Naquele inesquecível momento de minha vida, na ante-sala, diante de Marilyn, disse
que achava seu melhor filme até agora
O Pecado Mora ao Lado/Seven Years Itch. Ela
achou uma coincidência. Esse filme foi dirigido por Billy Wilder, o mesmo que fará seu
próximo filme, que será produzido – e apontou para a sala – pelos Mirisch Brothers. Eu
me espantei de ver aqueles produtores famosos engravatados à procura da estrela.

Marilyn me disse que o título da película seria Some Like it Hot. Perguntei o que
significava isso e explicou: hoje é cool jazz. Mas outros preferem hot jazz, seria uma
comédia com gangsteres nos roaring twenties. Nós não sabíamos que
Quanto mais
Quente Melhor viria a ser uma das maiores comédias já feitas pelo cinema. Concluí
nosso encontro, declarando que a nossa turma do Brasil seguidora cinema (Rubem
Biáfora, crítico de O Estado, Walter George Durst, José Júlio Spiewack, Syllas Roberg),
achava que ela não era uma estrela e sim uma atriz. Ela agradeceu, de verdade. Arthur
Miller chegou com as fotos e acabou com minha alegria.
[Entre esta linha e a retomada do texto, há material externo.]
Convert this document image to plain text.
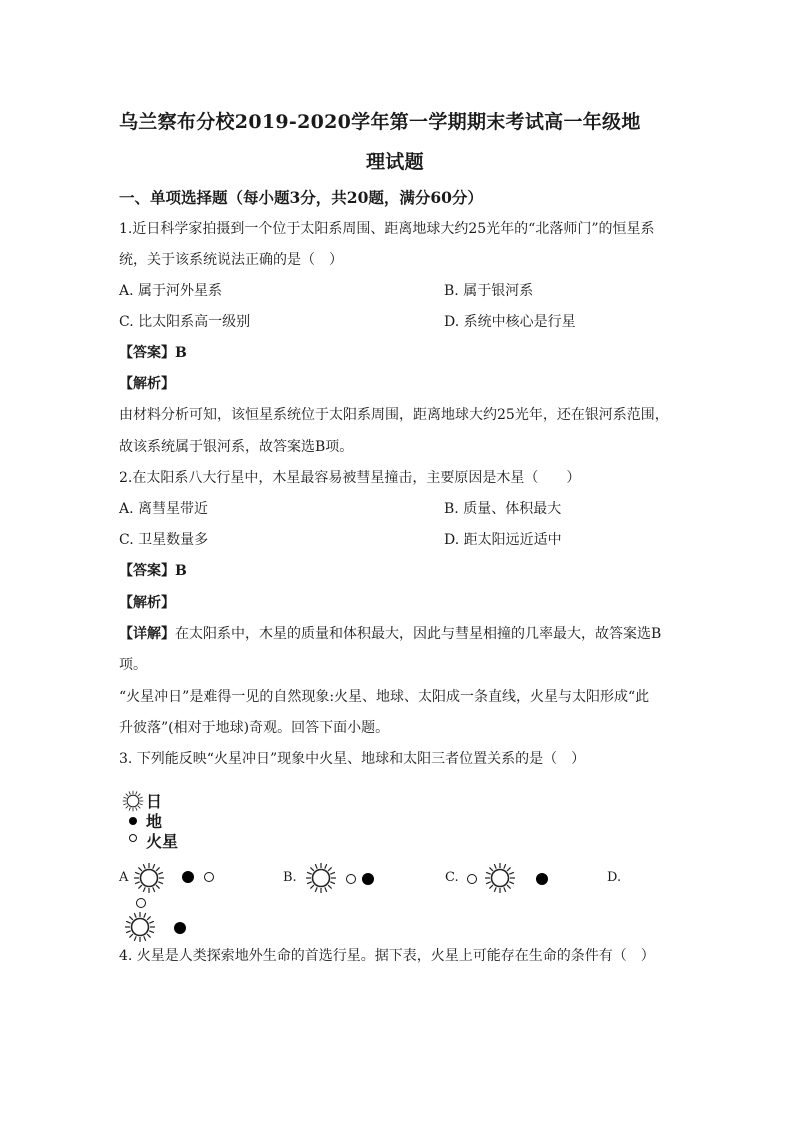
乌兰察布分校2019-2020学年第一学期期末考试高一年级地
理试题
一、单项选择题（每小题3分，共20题，满分60分）
1.近日科学家拍摄到一个位于太阳系周围、距离地球大约25光年的“北落师门”的恒星系
统，关于该系统说法正确的是（　）
A. 属于河外星系	B. 属于银河系
C. 比太阳系高一级别	D. 系统中核心是行星
【答案】B
【解析】
由材料分析可知，该恒星系统位于太阳系周围，距离地球大约25光年，还在银河系范围，
故该系统属于银河系，故答案选B项。
2.在太阳系八大行星中，木星最容易被彗星撞击，主要原因是木星（　　）
A. 离彗星带近	B. 质量、体积最大
C. 卫星数量多	D. 距太阳远近适中
【答案】B
【解析】
【详解】在太阳系中，木星的质量和体积最大，因此与彗星相撞的几率最大，故答案选B
项。
“火星冲日”是难得一见的自然现象:火星、地球、太阳成一条直线，火星与太阳形成“此
升彼落”(相对于地球)奇观。回答下面小题。
3. 下列能反映“火星冲日”现象中火星、地球和太阳三者位置关系的是（　）
日
地
火星
A	B.	C.	D.
4. 火星是人类探索地外生命的首选行星。据下表，火星上可能存在生命的条件有（　）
Desci para a rua e na Quinta Avenida, me senti um Gene Kelly, um Fred Astaire sem
talento, apenas imitei Li’l Abner, o Ferdinando, e saltei, batendo os calcanhares no ar.
No dia seguinte, na CBS Television, onde estava estagiando, os colegas
reclamavam: esse brasileiro vem aqui, toca a campainha e a Marilyn Monroe abre a porta para ele?